Saí nu do seio de minha mãe e despojo-me de tudo para entregar-me aos braços do Salvador.

Isso poderia ser pronunciado, segundo um estilo sentimental de piedade difundido principalmente no século XIX, entre suspiros e com tanta moleza que seríamos levados a não tomar a sério essas palavras.

Compreendemos, assim, o equívoco tremendo que a piedade eivada de sentimentalismo do século XIX criou em torno de fórmulas como essa, e o quanto é necessário que não nos deixemos vencer por esse engano.

Porque, embora o estado de espírito que apontei seja muito ruim, a fórmula é muito boa, em si mesma considerada. É uma fórmula empregada por um Santo e, portanto, não pode deixar de ser boa, porque tudo quanto um Santo faz é bom.

De maneira que, sendo essa fórmula susceptível de ser pronunciada e considerada de outro modo, não devemos permitir que o besuntado sentimentalismo religioso do século XIX nos torça a visão do que ela tem de bom e de sua coerência com algumas das virtudes que fomos mais chamados a praticar: a fortaleza de ânimo, a resolução e a combatividade.

É um engano pensar que quem pronuncia essa fórmula é incompatível com essas virtudes que tanto apreciamos. Não pode ser, porque entre virtudes não há incompatibilidade.

Ora, isto tem que ser virtude, porque foi pronunciado por um Santo. Logo, não pode haver incompatibilidade.

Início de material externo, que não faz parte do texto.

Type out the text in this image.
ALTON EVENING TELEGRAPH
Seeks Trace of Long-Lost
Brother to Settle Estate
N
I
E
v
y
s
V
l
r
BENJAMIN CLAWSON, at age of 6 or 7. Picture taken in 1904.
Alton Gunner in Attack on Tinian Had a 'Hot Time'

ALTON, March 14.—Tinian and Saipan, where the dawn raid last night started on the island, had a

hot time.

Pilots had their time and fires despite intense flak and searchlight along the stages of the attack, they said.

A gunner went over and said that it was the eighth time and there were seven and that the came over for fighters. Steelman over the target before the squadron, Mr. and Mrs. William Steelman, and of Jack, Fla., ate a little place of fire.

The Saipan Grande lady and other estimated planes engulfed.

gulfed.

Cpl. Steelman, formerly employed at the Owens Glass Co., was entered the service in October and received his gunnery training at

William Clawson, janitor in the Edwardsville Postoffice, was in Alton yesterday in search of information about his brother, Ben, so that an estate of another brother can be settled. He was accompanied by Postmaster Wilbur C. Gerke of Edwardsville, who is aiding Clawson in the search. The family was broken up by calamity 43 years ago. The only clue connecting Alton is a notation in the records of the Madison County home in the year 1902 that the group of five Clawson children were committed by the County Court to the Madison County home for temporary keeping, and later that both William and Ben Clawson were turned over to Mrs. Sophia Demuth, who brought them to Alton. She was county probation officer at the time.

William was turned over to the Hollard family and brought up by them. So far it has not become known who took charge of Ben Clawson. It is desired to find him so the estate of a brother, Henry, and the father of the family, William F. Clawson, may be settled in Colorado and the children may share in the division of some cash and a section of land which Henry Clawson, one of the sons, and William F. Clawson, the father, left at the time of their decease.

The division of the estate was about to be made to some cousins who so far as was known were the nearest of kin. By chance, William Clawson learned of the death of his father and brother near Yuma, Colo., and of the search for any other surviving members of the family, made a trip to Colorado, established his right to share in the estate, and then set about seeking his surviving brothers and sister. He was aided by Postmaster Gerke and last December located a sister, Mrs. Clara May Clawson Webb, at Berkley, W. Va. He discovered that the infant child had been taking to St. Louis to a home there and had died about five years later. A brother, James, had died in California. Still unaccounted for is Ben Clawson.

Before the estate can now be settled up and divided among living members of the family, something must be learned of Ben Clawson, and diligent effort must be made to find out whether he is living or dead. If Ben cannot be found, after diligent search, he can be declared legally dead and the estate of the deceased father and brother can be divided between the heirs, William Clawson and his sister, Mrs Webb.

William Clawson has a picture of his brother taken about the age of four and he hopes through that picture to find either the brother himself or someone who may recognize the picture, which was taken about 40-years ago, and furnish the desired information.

Por isso, o valor dessa fórmula é muito grande.

É evidente que um homem dotado da verdadeira virtude da sabedoria, que compreenda como todas as coisas deste mundo são nada – na medida em que tolham a aquisição da virtude e o amor de Deus –, deseje retirar-se desta terra.

(Plinio Corrêa de Oliveira – trechos extraídos de conferência de 24/4/1971.)
[1] Um dos cantões da Suíça, o de maior extensão territorial.